Dalam apa yang akan menjadi kemenangan besar bagi hak-hak masyarakat adat dan kekalahan bagi Big Agro, Mahkamah Agung pada hari Kamis mencapai mayoritas untuk menolak apa yang disebut “argumen kerangka waktu.”

Kelompok masyarakat adat mengatakan hak atas tanah mereka harus diberikan berdasarkan hubungan leluhur mereka dengan wilayah tertentu. Sementara itu, lobi-lobi agrobisnis berusaha untuk menetapkan tanggal 5 Oktober 1988 – tanggal berlakunya Konstitusi Brasil – sebagai batas akhir hak atas tanah. Berdasarkan pemahaman ini, jika suatu kelompok masyarakat adat tidak dapat membuktikan bahwa mereka menduduki atau memperebutkan tanah tersebut pada tanggal tersebut, maka kelompok tersebut tidak mempunyai klaim teritorial.

Para pemimpin adat menolak argumen kerangka waktu karena beberapa komunitas terusir dari tanah mereka ketika Konstitusi sedang dirancang. Memberikan bukti nyata adanya penguasaan sebidang tanah 35 tahun yang lalu juga tidaklah mudah, terutama bagi masyarakat miskin dan terkadang masyarakat yang belum tersentuh.
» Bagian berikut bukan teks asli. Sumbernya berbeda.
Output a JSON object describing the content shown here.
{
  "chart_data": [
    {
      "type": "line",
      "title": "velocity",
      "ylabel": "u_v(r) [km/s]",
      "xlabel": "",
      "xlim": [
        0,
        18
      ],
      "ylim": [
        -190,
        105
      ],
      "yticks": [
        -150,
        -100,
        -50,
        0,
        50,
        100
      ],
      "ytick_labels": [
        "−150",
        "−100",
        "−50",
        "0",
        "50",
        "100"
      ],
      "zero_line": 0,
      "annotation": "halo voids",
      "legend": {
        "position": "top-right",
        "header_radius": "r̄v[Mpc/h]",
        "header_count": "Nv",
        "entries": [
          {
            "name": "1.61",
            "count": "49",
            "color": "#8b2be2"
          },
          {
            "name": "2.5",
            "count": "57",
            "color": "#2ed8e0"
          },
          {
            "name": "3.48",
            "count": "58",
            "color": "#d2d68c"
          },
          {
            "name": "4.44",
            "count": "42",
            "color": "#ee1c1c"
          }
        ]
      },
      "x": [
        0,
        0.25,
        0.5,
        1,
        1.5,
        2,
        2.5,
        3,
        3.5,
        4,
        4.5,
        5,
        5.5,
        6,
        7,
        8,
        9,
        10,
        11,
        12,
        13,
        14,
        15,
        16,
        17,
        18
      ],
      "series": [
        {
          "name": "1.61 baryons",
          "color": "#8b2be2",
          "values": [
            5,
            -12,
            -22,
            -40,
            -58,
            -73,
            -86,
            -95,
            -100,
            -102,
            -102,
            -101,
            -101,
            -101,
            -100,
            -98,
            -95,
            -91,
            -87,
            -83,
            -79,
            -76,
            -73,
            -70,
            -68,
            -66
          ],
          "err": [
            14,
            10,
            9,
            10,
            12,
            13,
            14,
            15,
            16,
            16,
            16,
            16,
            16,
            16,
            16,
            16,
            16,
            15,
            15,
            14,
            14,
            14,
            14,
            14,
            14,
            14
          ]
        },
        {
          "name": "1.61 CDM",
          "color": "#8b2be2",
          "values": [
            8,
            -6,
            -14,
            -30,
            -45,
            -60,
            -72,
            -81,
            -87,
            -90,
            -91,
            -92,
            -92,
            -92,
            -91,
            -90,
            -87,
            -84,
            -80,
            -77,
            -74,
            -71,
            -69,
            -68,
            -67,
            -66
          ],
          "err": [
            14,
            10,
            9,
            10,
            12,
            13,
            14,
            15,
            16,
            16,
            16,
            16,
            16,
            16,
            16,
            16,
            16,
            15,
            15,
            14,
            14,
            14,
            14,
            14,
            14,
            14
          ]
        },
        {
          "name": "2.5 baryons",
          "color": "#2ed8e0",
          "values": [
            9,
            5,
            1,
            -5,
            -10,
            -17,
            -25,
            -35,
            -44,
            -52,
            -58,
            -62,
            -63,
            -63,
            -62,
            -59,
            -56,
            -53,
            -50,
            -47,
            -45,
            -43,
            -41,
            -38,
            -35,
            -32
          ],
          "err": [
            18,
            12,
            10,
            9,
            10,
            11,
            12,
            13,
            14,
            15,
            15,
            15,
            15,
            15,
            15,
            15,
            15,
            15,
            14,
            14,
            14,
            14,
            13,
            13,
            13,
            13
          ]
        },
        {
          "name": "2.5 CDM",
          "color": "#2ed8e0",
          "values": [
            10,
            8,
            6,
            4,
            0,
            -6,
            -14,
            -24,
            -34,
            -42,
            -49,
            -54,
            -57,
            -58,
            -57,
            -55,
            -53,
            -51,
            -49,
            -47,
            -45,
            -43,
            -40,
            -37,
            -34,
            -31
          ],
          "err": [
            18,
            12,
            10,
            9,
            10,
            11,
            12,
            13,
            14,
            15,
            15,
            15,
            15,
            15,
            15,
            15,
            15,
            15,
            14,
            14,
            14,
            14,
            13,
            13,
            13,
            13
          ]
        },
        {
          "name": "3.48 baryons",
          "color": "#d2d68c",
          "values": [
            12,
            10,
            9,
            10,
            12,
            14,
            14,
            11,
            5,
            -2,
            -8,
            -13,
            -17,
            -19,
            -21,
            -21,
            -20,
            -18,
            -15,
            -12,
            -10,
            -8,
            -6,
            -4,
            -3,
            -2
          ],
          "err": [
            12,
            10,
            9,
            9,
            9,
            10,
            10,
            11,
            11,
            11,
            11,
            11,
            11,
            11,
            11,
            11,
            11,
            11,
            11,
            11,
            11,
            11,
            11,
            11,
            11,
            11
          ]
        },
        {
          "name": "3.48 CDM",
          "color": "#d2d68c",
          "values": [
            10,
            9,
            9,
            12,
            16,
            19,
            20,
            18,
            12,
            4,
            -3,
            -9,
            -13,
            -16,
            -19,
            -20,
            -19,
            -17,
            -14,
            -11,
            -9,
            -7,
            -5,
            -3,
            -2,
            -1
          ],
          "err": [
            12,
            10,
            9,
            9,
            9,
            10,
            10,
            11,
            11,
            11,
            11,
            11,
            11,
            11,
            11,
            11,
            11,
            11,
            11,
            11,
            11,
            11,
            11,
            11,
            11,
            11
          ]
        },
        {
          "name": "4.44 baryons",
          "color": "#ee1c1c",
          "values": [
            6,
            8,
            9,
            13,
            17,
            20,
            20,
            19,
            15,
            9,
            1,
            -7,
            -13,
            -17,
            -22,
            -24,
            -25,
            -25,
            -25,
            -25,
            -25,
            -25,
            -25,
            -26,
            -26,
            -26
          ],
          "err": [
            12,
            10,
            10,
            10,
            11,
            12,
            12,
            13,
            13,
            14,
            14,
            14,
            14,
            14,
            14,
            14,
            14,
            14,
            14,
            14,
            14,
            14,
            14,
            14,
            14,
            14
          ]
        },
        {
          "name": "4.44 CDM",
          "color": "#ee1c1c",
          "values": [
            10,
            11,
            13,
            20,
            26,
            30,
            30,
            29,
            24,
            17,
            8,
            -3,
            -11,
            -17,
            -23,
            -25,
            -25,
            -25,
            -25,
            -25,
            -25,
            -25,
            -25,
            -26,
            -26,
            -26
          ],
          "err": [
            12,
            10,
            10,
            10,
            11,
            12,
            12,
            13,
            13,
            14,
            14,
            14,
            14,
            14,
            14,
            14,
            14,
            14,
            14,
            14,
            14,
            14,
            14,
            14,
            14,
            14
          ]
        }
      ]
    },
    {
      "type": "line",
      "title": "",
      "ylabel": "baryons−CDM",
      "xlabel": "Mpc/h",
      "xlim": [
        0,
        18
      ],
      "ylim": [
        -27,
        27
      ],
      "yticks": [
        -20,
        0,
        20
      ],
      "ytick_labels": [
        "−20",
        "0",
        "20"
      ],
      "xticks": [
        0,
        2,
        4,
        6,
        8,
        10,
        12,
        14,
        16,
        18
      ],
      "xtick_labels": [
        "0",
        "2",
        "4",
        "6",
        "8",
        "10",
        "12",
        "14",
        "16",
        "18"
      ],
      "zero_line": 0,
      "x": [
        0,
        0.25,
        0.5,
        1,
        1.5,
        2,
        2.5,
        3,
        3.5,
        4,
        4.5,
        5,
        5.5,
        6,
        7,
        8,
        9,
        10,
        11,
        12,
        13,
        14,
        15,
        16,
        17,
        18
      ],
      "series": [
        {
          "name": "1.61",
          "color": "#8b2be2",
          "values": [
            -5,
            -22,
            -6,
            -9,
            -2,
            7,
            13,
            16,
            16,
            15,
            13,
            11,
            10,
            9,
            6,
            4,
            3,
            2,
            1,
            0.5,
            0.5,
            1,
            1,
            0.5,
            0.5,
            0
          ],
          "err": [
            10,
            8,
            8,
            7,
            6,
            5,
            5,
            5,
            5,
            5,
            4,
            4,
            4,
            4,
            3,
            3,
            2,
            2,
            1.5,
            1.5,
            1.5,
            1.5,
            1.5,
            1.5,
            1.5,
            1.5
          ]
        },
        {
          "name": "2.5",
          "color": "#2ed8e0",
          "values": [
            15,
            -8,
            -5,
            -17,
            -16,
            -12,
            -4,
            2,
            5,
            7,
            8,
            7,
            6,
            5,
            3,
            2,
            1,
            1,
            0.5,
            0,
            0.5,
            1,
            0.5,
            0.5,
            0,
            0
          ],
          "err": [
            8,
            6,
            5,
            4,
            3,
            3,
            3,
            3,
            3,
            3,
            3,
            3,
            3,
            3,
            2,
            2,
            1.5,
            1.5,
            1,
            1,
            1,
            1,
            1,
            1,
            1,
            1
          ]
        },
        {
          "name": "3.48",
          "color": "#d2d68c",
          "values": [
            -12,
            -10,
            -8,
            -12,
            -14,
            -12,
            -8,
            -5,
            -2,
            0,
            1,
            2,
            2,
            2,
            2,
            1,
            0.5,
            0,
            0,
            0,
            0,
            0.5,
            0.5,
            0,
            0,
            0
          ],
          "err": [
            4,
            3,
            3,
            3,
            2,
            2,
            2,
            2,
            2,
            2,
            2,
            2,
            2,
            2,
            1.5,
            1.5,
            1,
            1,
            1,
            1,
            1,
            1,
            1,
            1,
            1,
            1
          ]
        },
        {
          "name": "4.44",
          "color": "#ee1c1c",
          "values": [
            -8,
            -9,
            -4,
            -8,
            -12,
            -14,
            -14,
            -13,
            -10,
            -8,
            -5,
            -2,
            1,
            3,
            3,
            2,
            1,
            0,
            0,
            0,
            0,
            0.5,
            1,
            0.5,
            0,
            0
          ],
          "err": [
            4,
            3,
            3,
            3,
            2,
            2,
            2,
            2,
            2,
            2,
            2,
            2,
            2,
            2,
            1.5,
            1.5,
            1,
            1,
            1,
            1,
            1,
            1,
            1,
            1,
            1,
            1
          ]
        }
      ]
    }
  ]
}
Argumen kerangka waktu pertama kali diperkenalkan di Mahkamah Agung pada tahun 2008 oleh mantan hakim Carlos Ayres Britto dalam sidang mengenai tanah adat Raposa Serra do Sol di Roraima, negara bagian paling utara Brasil – sebuah wilayah yang ditandai dengan konflik antara masyarakat adat dan petani padi.

Mantan hakim Britto berpendapat bahwa hak masyarakat adat atas Raposa Serra do Sol tidak dapat diganggu gugat, karena sudah jelas bahwa mereka sudah tinggal di sana ketika Konstitusi mulai berlaku. Konstitusi melindungi hak-hak masyarakat adat atas tanah “yang secara tradisional mereka tempati”, dengan penekanan pada kata kerja present tense.

Meski argumen ini awalnya digunakan untuk mendapatkan keuntungan masyarakat adat, lobi pedesaan dan politisi yang terkait dengan Big Agro telah menggunakannya untuk tujuan yang berlawanan.

Mantan presiden sayap kanan Jair Bolsonaro adalah salah satu pembela terbesar argumen tersebut. Dua pejabat Mahkamah Agung yang ditunjuknya, Kassio Nunes Marques dan André Mendonça, memihak kelompok minoritas untuk menegakkannya.

Catatan Majelis Konstituante Brazil pada tahun 1980-an menunjukkan bahwa mereka yang merancang piagam tersebut (kebanyakan dari mereka masih hidup dan memegang jabatan publik hingga saat ini) secara tegas memperdebatkan poin kepemilikan tanah adat.

Kata-kata dalam rancangan tersebut diubah atas permintaan seorang senator konservatif agar tidak mendefinisikan sesuatu yang serupa dengan kerangka waktu atau titik batas, tepatnya untuk membela hak masyarakat adat atas tanah yang mungkin belum mereka tempati pada saat itu. pertemuan tersebut, namun berhak untuk itu.

Mahkamah Agung belum menyelesaikan kasus ini. Para anggota DPR yang pro-agro di Senat bergegas untuk meloloskan rancangan undang-undang mengenai masalah ini untuk mempertahankan argumen kerangka waktu, yang telah disahkan di DPR.

Bagi organisasi masyarakat adat, menghilangkan argumen jangka waktu saja tidaklah cukup. Apib, salah satu organisasi tersebut, menyatakan keprihatinannya atas pemungutan suara yang dikeluarkan oleh Hakim José Antonio Dias Toffoli, yang mengangkat diskusi tentang eksploitasi ekonomi atas tanah adat.

“Kami memahami bahwa ini bukan waktunya untuk berdebat; cara dia melakukannya membuat hak pakai hasil eksklusif masyarakat adat menjadi lebih fleksibel sampai batas tertentu,” kata Maurício Terena, koordinator hukum Apib, dalam sebuah pernyataan. penyataan.